今のキアラとのやり取りから、この人では無理だと。
期待した方が悪かったと。
残念に思われる俺であった。
しかし、そう思った人は、まだ俺の本性を知らない。
まだ知らないから残念に思った。
「家が壊された皆さん、大丈夫です、俺が修復します」
「無理ですよ!」
「アイテムボックス、モチハウス」
家が壊された人々は失望しかかる。
わかっていない。
俺が始めるコメ農家によるコメの大修復ショーを始めると。
王都の町の修復をかけて、今から、世紀の修復ショーが始まる。
見学者はその修復ショーの目撃者となる。
使ったことのあるモチハウスを使用した。
モチを壊れた家に向けて投げる。
レンガみたいな形をしていた。
そのモチが壊された部分に当たり粘着から並べられる。
壊された部分は、次々とモチが積まれていき、壁のようになる。
すると家は完全に修復されてしまった。
モチのレンガが壊された部分にだけ集まり、修復させたのだ。
「凄い、どうやって修復したのか!」
「私の家が元に戻ったわ!」
さらにモチハウスを続行。
壊された家に向かって連投しまくり。
面白いように修復されていった。
「おお、俺の家もだ!」
「凄いぞ!」
その勢いのまま、王都の壊された家全てにモチハウスを連投した。
とにかく投げる。
壊された家があるなら、これでもかと投げるとした。
みんな初めて見る光景に、何をしているのかと思うだろう。
頭がおかしいのかと。
モチで家を修復する。
人々の中には信じられない発想である。
ありきたりな食料品のコメである。
それが家に変化した。
まさに奇跡だった。
奇跡の大修復ショーだった。
あっという間に全ての家が修復された。
建築し直したら、何ヶ月も何年もかかる大作業。
それを修復ショーならば、ものの十分足らずで終了。
いくらなんでも十分は異常な速さだ。
「終了だ。
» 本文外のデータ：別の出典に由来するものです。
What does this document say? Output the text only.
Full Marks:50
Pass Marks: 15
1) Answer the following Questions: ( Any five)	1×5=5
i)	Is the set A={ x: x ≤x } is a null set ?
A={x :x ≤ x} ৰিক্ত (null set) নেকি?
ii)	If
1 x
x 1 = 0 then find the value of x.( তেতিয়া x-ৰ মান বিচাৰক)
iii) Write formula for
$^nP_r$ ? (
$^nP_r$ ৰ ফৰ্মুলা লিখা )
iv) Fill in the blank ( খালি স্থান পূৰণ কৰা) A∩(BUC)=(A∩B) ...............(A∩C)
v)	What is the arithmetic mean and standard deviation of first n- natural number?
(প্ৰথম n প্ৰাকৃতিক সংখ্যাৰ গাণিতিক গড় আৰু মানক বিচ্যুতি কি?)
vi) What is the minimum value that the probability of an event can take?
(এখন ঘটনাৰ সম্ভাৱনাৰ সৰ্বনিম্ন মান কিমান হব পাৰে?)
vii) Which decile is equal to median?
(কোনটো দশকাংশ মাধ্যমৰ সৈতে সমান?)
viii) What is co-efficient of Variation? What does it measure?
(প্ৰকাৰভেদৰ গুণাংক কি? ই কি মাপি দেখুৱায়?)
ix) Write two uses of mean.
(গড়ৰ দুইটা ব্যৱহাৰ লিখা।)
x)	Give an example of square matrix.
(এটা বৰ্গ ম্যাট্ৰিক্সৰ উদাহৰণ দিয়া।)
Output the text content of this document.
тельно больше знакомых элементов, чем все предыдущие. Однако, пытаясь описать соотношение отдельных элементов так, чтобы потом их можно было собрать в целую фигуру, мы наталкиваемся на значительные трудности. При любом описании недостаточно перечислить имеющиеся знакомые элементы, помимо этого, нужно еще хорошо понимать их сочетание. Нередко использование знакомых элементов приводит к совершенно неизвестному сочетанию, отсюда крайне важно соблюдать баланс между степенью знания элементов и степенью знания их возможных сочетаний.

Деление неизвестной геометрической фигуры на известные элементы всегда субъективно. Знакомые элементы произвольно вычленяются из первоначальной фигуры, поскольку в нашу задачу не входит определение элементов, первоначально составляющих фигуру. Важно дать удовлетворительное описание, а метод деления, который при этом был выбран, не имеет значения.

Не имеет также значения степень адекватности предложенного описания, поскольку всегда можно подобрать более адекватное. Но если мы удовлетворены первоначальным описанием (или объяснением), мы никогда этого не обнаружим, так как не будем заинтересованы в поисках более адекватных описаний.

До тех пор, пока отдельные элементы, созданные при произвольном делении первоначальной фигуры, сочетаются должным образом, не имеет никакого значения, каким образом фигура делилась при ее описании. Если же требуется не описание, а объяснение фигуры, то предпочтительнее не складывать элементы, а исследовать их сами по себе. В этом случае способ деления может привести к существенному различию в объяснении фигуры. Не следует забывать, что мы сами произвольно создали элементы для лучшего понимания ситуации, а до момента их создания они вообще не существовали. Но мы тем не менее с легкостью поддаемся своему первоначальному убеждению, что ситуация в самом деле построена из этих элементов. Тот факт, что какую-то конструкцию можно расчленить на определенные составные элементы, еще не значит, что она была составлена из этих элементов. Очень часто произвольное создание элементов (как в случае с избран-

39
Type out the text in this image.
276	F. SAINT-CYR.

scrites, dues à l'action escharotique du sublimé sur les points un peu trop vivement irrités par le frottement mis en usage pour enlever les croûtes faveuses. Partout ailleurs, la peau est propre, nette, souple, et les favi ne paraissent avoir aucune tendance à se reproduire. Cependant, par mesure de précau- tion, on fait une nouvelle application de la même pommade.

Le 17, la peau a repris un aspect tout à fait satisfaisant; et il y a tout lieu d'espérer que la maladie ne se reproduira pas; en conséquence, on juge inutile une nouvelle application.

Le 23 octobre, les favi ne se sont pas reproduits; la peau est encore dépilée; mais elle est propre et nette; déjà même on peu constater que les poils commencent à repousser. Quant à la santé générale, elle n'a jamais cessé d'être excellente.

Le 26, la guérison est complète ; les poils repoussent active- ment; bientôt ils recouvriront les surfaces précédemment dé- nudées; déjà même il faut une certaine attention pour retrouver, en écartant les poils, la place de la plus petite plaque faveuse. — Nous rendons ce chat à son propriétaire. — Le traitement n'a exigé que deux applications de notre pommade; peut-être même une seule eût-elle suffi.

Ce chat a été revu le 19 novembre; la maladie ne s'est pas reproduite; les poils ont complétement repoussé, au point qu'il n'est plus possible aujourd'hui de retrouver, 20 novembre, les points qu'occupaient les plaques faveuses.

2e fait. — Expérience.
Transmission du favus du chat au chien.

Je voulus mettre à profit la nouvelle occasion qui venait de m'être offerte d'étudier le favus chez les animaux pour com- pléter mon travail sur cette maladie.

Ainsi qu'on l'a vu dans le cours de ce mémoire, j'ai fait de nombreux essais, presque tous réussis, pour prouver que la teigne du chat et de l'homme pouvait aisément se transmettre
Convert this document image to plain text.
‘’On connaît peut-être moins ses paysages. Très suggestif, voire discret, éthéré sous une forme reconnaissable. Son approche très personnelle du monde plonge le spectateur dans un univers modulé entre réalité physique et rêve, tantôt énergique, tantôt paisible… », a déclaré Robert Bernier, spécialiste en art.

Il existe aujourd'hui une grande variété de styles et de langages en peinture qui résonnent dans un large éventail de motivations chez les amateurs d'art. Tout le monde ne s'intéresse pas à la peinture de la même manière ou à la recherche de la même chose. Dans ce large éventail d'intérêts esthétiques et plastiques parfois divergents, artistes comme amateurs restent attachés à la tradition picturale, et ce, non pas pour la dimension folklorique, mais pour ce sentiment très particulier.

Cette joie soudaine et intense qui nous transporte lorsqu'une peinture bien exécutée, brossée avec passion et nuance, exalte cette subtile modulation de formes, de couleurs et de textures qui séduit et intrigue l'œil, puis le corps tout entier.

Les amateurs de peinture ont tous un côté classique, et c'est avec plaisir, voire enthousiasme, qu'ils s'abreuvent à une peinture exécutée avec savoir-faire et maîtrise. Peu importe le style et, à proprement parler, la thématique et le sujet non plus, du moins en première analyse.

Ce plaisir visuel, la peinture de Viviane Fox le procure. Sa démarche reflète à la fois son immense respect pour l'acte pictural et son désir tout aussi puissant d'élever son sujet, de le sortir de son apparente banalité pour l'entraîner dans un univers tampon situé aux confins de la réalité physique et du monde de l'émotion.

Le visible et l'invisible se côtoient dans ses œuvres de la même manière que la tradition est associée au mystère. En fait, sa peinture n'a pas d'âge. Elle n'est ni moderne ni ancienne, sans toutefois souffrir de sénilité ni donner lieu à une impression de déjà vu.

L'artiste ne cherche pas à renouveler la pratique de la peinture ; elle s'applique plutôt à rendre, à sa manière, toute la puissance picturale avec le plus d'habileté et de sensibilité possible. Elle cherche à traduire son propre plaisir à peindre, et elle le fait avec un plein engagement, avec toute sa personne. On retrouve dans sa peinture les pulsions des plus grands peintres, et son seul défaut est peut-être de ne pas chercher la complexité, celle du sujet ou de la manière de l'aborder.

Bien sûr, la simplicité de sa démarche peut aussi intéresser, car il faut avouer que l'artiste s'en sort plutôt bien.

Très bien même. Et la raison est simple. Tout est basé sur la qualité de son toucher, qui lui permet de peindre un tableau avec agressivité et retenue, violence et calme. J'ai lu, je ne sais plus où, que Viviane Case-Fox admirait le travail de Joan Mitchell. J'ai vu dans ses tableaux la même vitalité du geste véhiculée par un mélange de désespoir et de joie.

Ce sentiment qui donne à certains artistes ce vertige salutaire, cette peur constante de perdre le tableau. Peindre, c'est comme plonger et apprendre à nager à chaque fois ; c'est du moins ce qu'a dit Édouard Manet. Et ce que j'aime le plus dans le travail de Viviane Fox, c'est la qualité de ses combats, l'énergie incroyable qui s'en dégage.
王都は修復した」
「ありがとう!」
「ありがとうございますタケダ!」
「俺は農民だ。農民は偉大だ」
「おお〜〜農民!農民!」
「農民に感謝するぞ!」
俺の大活躍に農民コールが。
王都に農民コールが起きた。
農民の価値をあげたい俺は自然と笑顔になる。
「タケダ様、みんな泣いていたのが嘘のよう。笑顔になってます」
「良かったな」
「ご主人様のモチは限界はないのでしょうか。もう不可能はなく思えます!」
「モチに限界はない。コメが偉大だからだ」
「コメが偉大なのは、このフェンリルは勉強しました」
王都の修復をモチで、あっさりと終了。
町の人からは感謝されてしまう。
◇王都 門
セレスタ国での祝祭を最低限の犠牲者で終わらせ帰るとなった。
緊急クエストを農民流で片付けられたのは良かった。
来た国はムイト国であった。
「ムイト国に帰るとして、タケダ様の名前はセレスタ国では有名になりました。世界各国が注目するに値する」
セレスタ国以外にも、複数の国がある。
中小国も多くあり、いちやく有名人になるだろうと言われたが、迷惑なのもある。
「別に有名にはなりたいとは思わない」
「なってしまいます、リザードマンは撃ちまくる。ダンジョンは埋め立てる。世界各国は衝撃を受けます」
「ご主人様が農民を有名にしたいなら、それは良いことですよ」
「農民が有名になるか。有名になるのも悪くはないのか」
自分は有名である必要はないが、農民の名前が有名になるのは嬉しく思う。
それだけ農民が無名なのだと等しい。
世界のどこも農民は厳しい環境に置かれていたからだ。
生きていくのに精一杯なのが農民。
その後は、ムイト国に帰るとした。
「帰りはモチジェットですよね」
「良くわかっているな。ジェットが一番速い。速ければその分、農作業ができる時間が増える。つまりは二倍農作業が出来る」
「また二倍!」
あくまで俺は農作業が中心。
かた時も忘れることはない。
もはやマニアのレベルか。
農作業マニア、農民マニア、コメマニアと呼ばれても不思議はない域になった。
「アイテムボックス、モチジェット」
モチジェットの準備は整う。
キアラとフェンリルは同乗した。
「タケダ、どうもありがとう!」
「あれはレーン姫です」
キアラが手を振るレーンを発見した。
「レーン。モチ作りをまた頼む」
「またですか!」
頼んだのはモチ作りのこと。
たくさん作ったから、助かっていたからお礼を。
逆にレーンは体力をめっちゃめっちゃ使った。
もう二度とやりたくないくらいに。
モチジェットは飛行した。
爆発音とともに。
地上に残されたレーンは、ポカンと上空を見ていたので手を振っておく。
◇地上
「あれがモチなのね……凄いですモチ!」
と、モチの凄さを実感し感動していた。
普通はなぜ飛べるのかを突っ込むところだが。
感動するあたりは、レーン姫はモチに影響されていた。
モチの魅力に。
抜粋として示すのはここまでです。